To dissipate her growing frustrations on her identity, Dr Nzenza started writing articles on her personal narrative for several publications in Australia, including the Guardian Weekly. During that time, she also wrote her second novel, “Songs to an African Sunset”, in which she talks of her experience of coming home, and spending time in the village with her mom.

“I was in a state of confusion. I had been a global citizen for 26 years and yet I didn’t know where I belonged.”

In all these sojourns, Dr Nzenza, who is a sister to the late diplomat, Charity Nzenza, never imagined herself as a politician.

In 2011, Dr Nzenza was to return home following the death of her two sisters and her mother’s failing health.

Adjusting to life back home, Dr Nzenza, who had found writing to be therapeutic, began writing for The Herald while living with her mother in Chikomba, like any other villager.

From being a global citizen, the learned doctor became an ordinary villager, who would attend to night vigils in Matarutse Village alongside her peers. She became part of the community and found herself superintending over a local burial society – Tsungai.

In the midst of all those interactions, Dr Nzenza was, however, shocked by the sea of poverty in Chikomba East that she immediately reached out to her international friends for assistance.

Dr Nzenza said her decision to assist the locals was not inspired by the possibility of any public office of some sort, but she wanted to improve the waning fortunes of her impoverished community.

It took the persuasion by several villagers from different political parties, including those from the opposition MDC-Alliance, to convince her to stand as the Zanu-PF candidate a few months before the elections.

After she bought 30 pairs of shoes for them, the campaign took off, run by women, but appealing to all voters who wanted faster development in Chikomba.

Up against the better-funded campaigns of incumbent Cde Edgar Mbwembwe and evangelist Alexander Chisango, as well as five other male contenders, Dr Nzenza won emphatically with over 8 000 votes, earning herself a ticket to represent people of Chikomba East in the National Assembly.

With elections regarded in some sectors as the “rich men’s game,” the soft-spoken philanthropist-cum-politician revealed that she never used a dime to lure supporters.

“The people of Chikomba East knew what I was capable of and they voted me into power,” she said.

Turning to her mandate as the Minister of Public Service, Labour and Social Welfare, Dr Nzenza will look at a number of issues that include, but are not limited to distribution of food aid, proper and efficient distribution of inputs under the Presidential Inputs Support Scheme as well as ensuring proper water and sanitation facilities.
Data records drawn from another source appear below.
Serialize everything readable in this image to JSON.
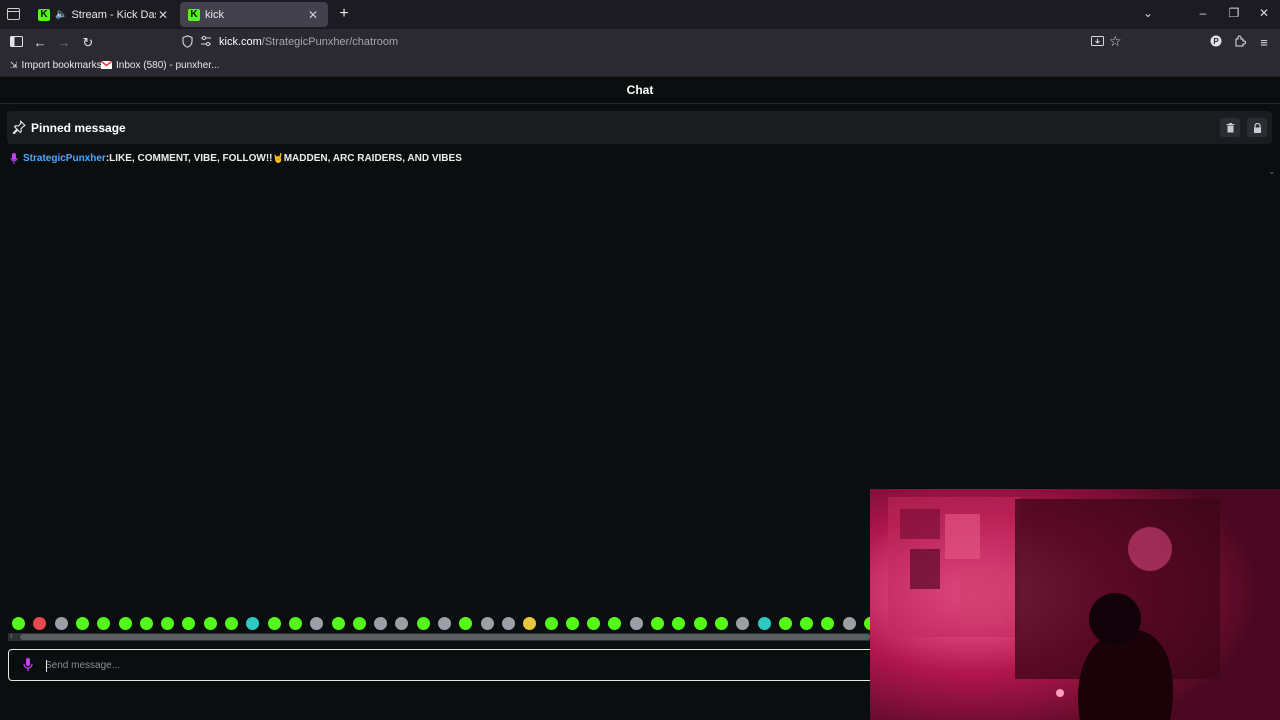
{
  "browser": {
    "tabs": [
      {
        "title": "Stream - Kick Dashboard",
        "favicon": "kick-icon",
        "audio": true
      },
      {
        "title": "kick",
        "favicon": "kick-icon",
        "active": true
      }
    ],
    "url": {
      "host": "kick.com",
      "path": "/StrategicPunxher/chatroom"
    },
    "bookmarks": [
      {
        "label": "Import bookmarks...",
        "icon": "import-icon"
      },
      {
        "label": "Inbox (580) - punxher...",
        "icon": "gmail-icon"
      }
    ]
  },
  "chat": {
    "title": "Chat",
    "pinned": {
      "label": "Pinned message",
      "username": "StrategicPunxher",
      "separator": ":",
      "text_before": " LIKE, COMMENT, VIBE, FOLLOW!!",
      "emoji": "🤘",
      "text_after": "MADDEN, ARC RAIDERS, AND VIBES"
    },
    "composer": {
      "placeholder": "Send message..."
    }
  },
  "colors": {
    "accent": "#53fc18",
    "username": "#4fa7ff",
    "badge": "#c83cff",
    "background": "#0b0e0f"
  }
}
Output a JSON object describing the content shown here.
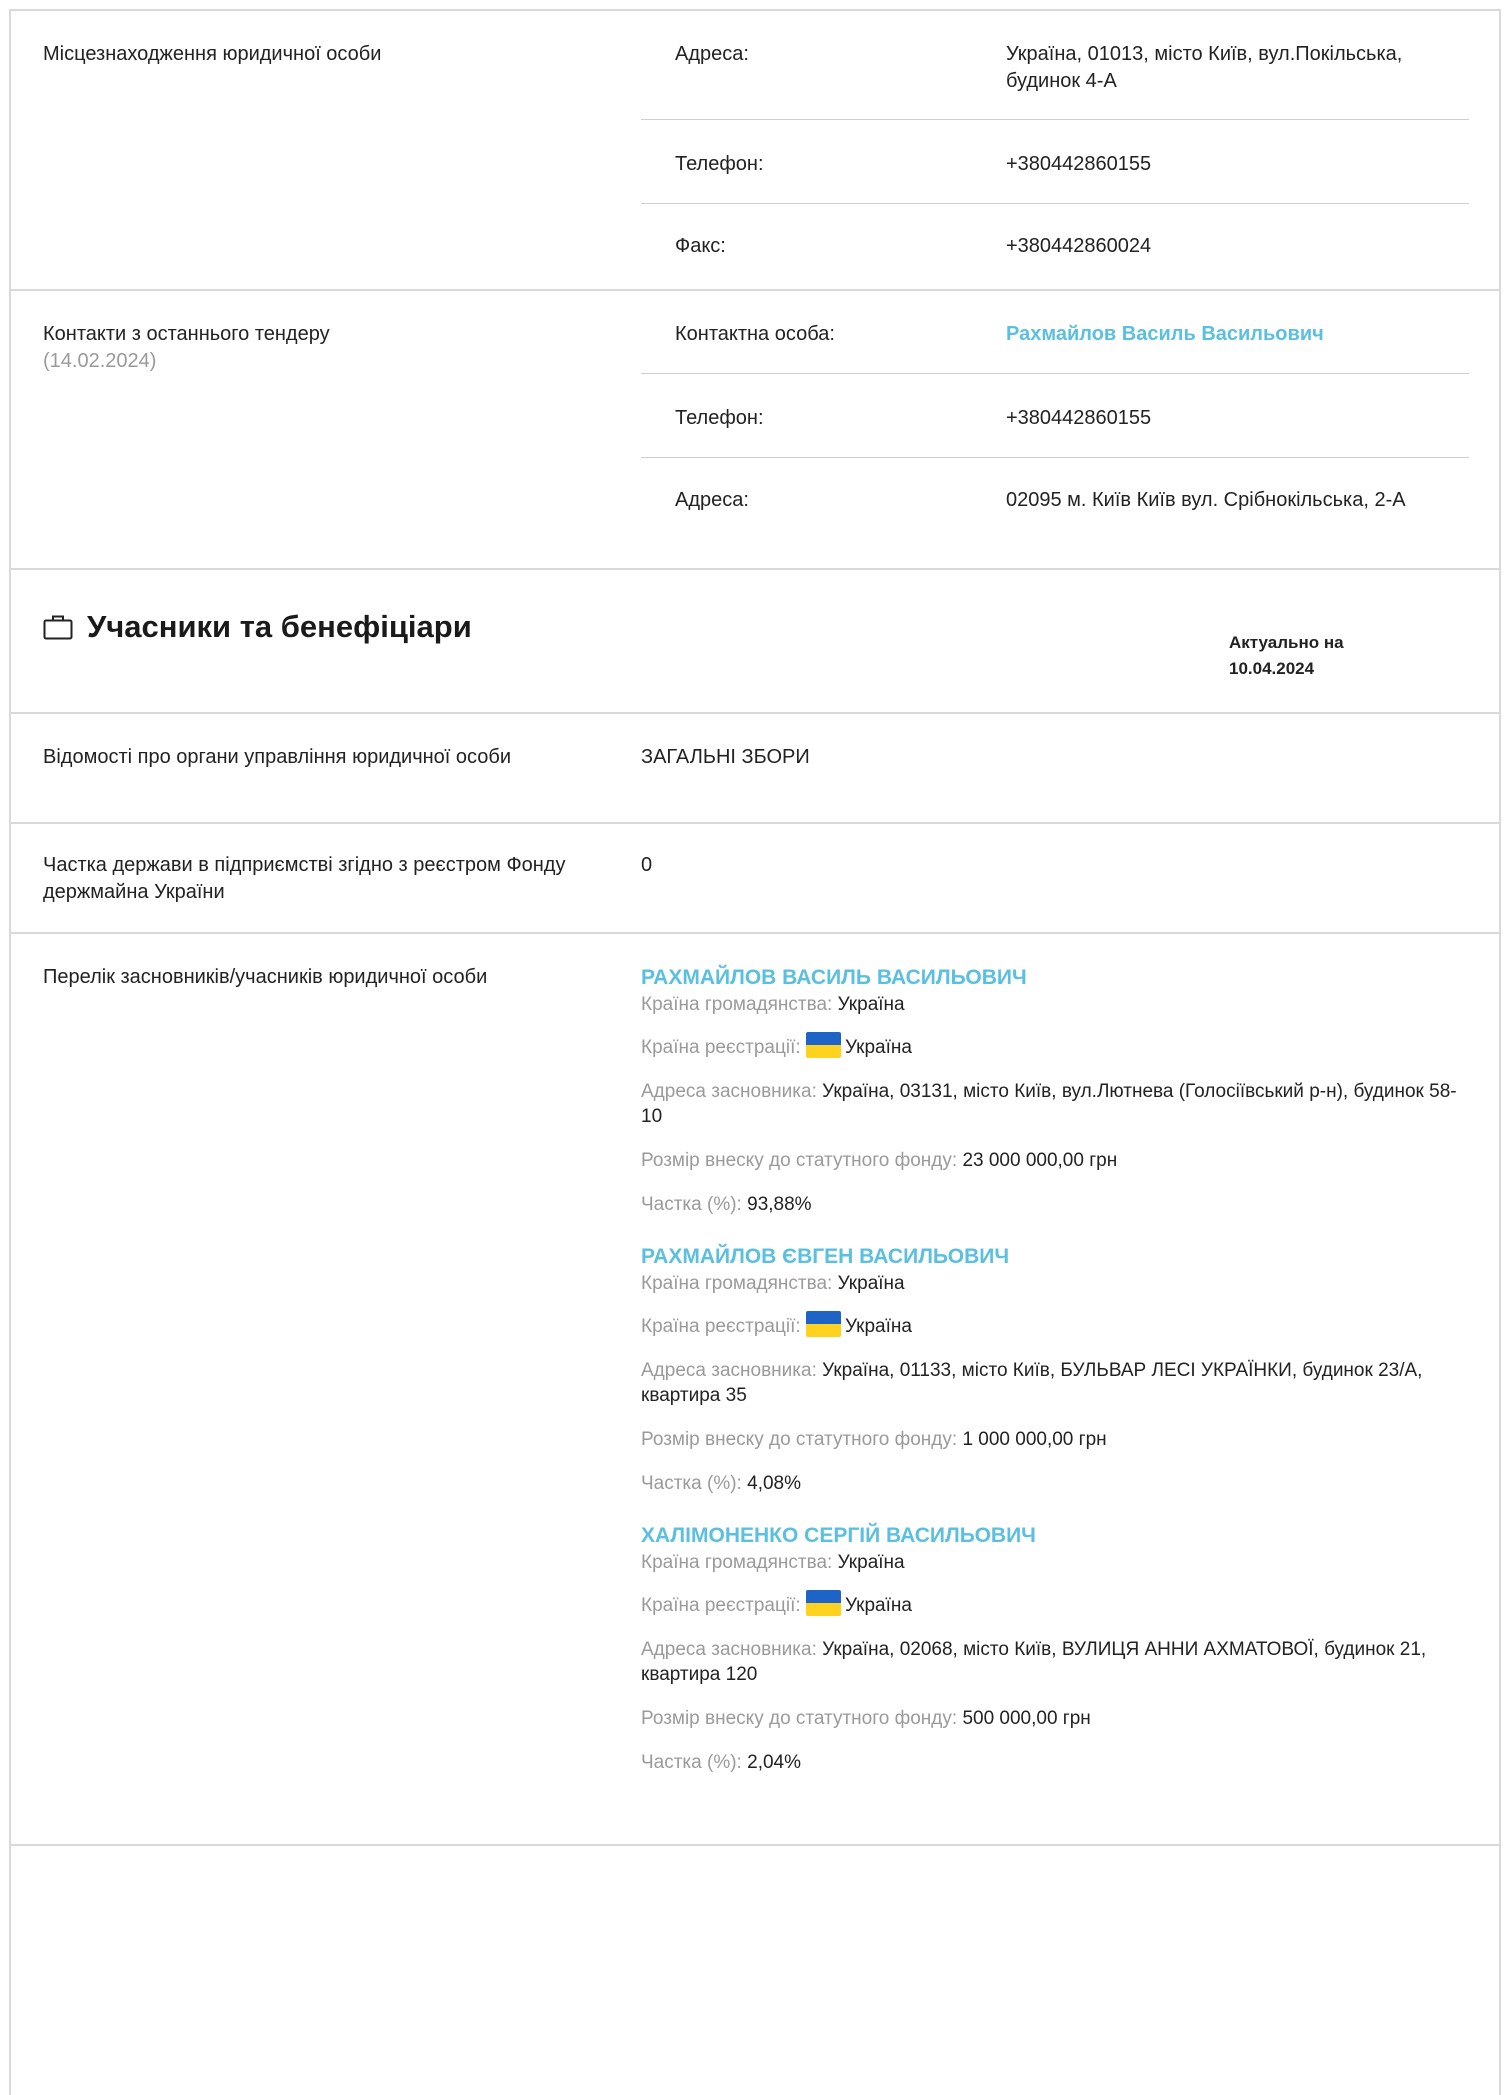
{
  "location": {
    "label": "Місцезнаходження юридичної особи",
    "address_key": "Адреса:",
    "address_val": "Україна, 01013, місто Київ, вул.Покільська, будинок 4-А",
    "phone_key": "Телефон:",
    "phone_val": "+380442860155",
    "fax_key": "Факс:",
    "fax_val": "+380442860024"
  },
  "tender": {
    "label": "Контакти з останнього тендеру",
    "date": "(14.02.2024)",
    "person_key": "Контактна особа:",
    "person_val": "Рахмайлов Василь Васильович",
    "phone_key": "Телефон:",
    "phone_val": "+380442860155",
    "address_key": "Адреса:",
    "address_val": "02095 м. Київ Київ вул. Срібнокільська, 2-А"
  },
  "participants": {
    "title": "Учасники та бенефіціари",
    "asof_label": "Актуально на",
    "asof_date": "10.04.2024",
    "icon": "briefcase-icon"
  },
  "governance": {
    "label": "Відомості про органи управління юридичної особи",
    "value": "ЗАГАЛЬНІ ЗБОРИ"
  },
  "state_share": {
    "label": "Частка держави в підприємстві згідно з реєстром Фонду держмайна України",
    "value": "0"
  },
  "founders": {
    "label": "Перелік засновників/учасників юридичної особи",
    "k_citizenship": "Країна громадянства:",
    "k_registration": "Країна реєстрації:",
    "k_address": "Адреса засновника:",
    "k_contribution": "Розмір внеску до статутного фонду:",
    "k_share": "Частка (%):",
    "items": [
      {
        "name": "РАХМАЙЛОВ ВАСИЛЬ ВАСИЛЬОВИЧ",
        "citizenship": "Україна",
        "registration": "Україна",
        "address": "Україна, 03131, місто Київ, вул.Лютнева (Голосіївський р-н), будинок 58-10",
        "contribution": "23 000 000,00 грн",
        "share": "93,88%"
      },
      {
        "name": "РАХМАЙЛОВ ЄВГЕН ВАСИЛЬОВИЧ",
        "citizenship": "Україна",
        "registration": "Україна",
        "address": "Україна, 01133, місто Київ, БУЛЬВАР ЛЕСІ УКРАЇНКИ, будинок 23/А, квартира 35",
        "contribution": "1 000 000,00 грн",
        "share": "4,08%"
      },
      {
        "name": "ХАЛІМОНЕНКО СЕРГІЙ ВАСИЛЬОВИЧ",
        "citizenship": "Україна",
        "registration": "Україна",
        "address": "Україна, 02068, місто Київ, ВУЛИЦЯ АННИ АХМАТОВОЇ, будинок 21, квартира 120",
        "contribution": "500 000,00 грн",
        "share": "2,04%"
      }
    ]
  }
}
Her ministry will also collaborate with Treasury in rationalising the wage bill on a phased basis in a manner that has a “human face”.

“The saved resources will hopefully be redirected to sectors that promote economic development and thereby reduce dependence on social welfare,” said Dr Nzenza, the holder of a doctorate in International Relations.

Issues pertaining to the National Social Security Authority (NSSA) will also be high on the agenda to put an end to challenges currently bedevilling the parastatal.

Dr Nzenza is already geared to take up the issues in her ministry head-on, and will put the expertise on public sector  reform to use to ensure the success of the ministry.